Mention the 1970s, and all sorts of images come to mind: disco, orange shag carpet, bell bottoms, Watergate. But to kids of the era who are still out here in the wilds of life today, you can add one more icon to the list — the funny papers. And, for us — and for those we’ve influenced — these popular newspaper comic strips of the 1970s will never go out of style.
– Blondie: Created by Chic Young, this strip ran from 1930 and is still going strong today. Without giving too much away, the plot of Blondie featured a gregarious wife and mother who is married to an ever so slightly befuddled husband named Dagwood Bumstead. The comic was set in suburban Utopia, where the characters were always in search of some new adventure. Along the way, Blondie endeared herself to readers with her sassy quips and over-the-top zany adventures.
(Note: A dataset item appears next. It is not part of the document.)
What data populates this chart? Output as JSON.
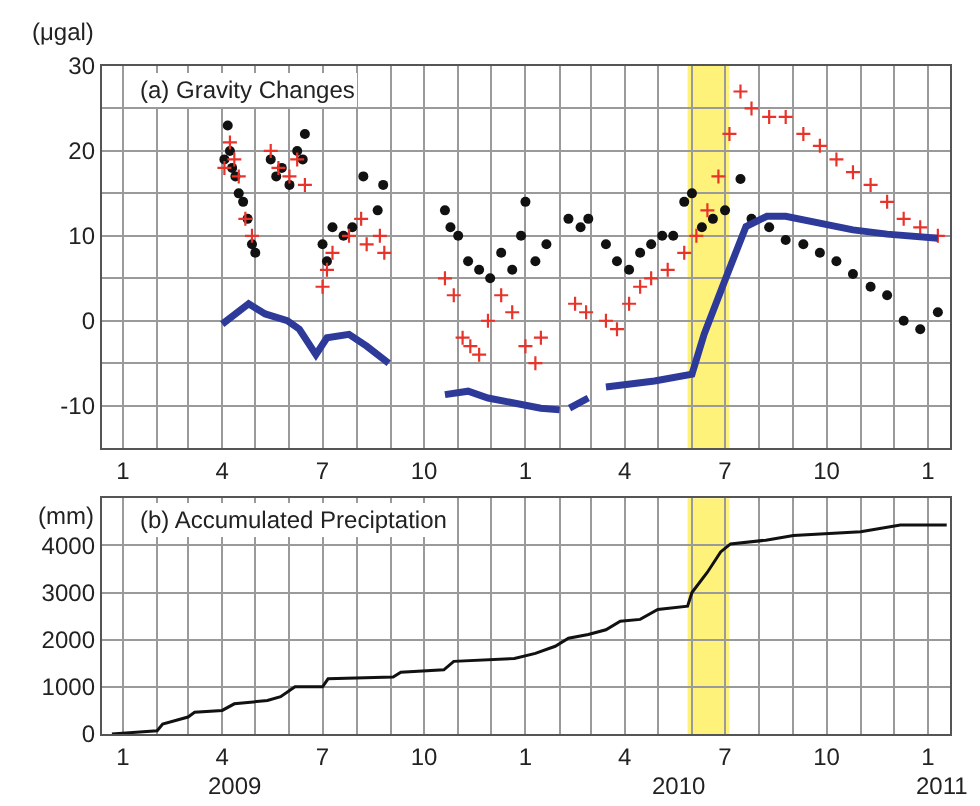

– Peanuts: Charles Schulz was not only a gifted cartoonist but also an insightful observer of human nature. The strip’s simple drawings and unassuming prose captured the day-to-day life of a group of kids. Peanuts follows Charlie Brown, Snoopy, Lucy van Pelt, Linus van Pelt (Charlie’s best friend), Pigpen, and othres as they navigate through childhood with humor and grace.
Hagar the Horrible
Created in 1977 by Dik Browne, this strip follows a fearsome (though domesticated) Viking warrior as he tries to keep his family and friends safe from various enemies. The comic is notable for its use of dialogue that allows readers to infer what people are thinking while they speak.
Garfield is a fat cat who eats and sleeps, while his owner Jon Arbuckle tries to keep track of him. The strip has been written by Jim Davis since 1978, and remains one of the most popular comic strips and characters of all-time. Garfield has also made his way to TV several times and even spawned at least one spinoff, U.S. Acres.
Conceived by Gary Trudeau while he was still in college at Yale, Doonesbury spun off into a full-blown comic strip in 1970 and evolved through the 1970s to become the most biting political cartoon — and one of the most prominent sources of political commentary — of the entire decade. Today, Doonesbury is “new” for only Sunday features, though older repeat strips run throughout the week in syndication.
Dennis the Menace
Created in 1951 by Hank Ketcham, Dennis is a little boy who loves to make trouble and has no fear of being chastised or punished. These traits often lead him into the company of his next-door neighbor Mr Wilson, which always leads to more trouble.
Cathy was created by Cathy Guisewite in 1976. Cathy is a single, twenty-something woman who often has to contend with her family and friends meddling in her business. Cathy ran daily and on Sundays until early October of 2010.
Created by Brian Crane in 1976, Pickles is a four-year old boy who loves to eat anything and everything that’s not nailed down. His best friends are his sister Arnie (a three year old girl) and their pet bulldog, Duke.
The Family Circus
Created by Bil Keane in 1960, the Family Circus is a long-running strip featuring an American family. It runs in daily newspapers and is still a Sunday feature in most papers across the nation.
Hi and Lois
Created by Dik Browne in 1954, the strip features an American suburban family and their neighbors. It still runs daily and on Sundays, with older strips also running in syndication in many outlets.
Created in 1950 by Mort Walker, Beetle Bailey depicts military life through the exploits of the chill and sleepy Beetle, who is always trying to find a way to sneak away for a nap. This strip still runs daily and on Sundays, and Walker continued to run the show right up until his death at age 94 in 2018.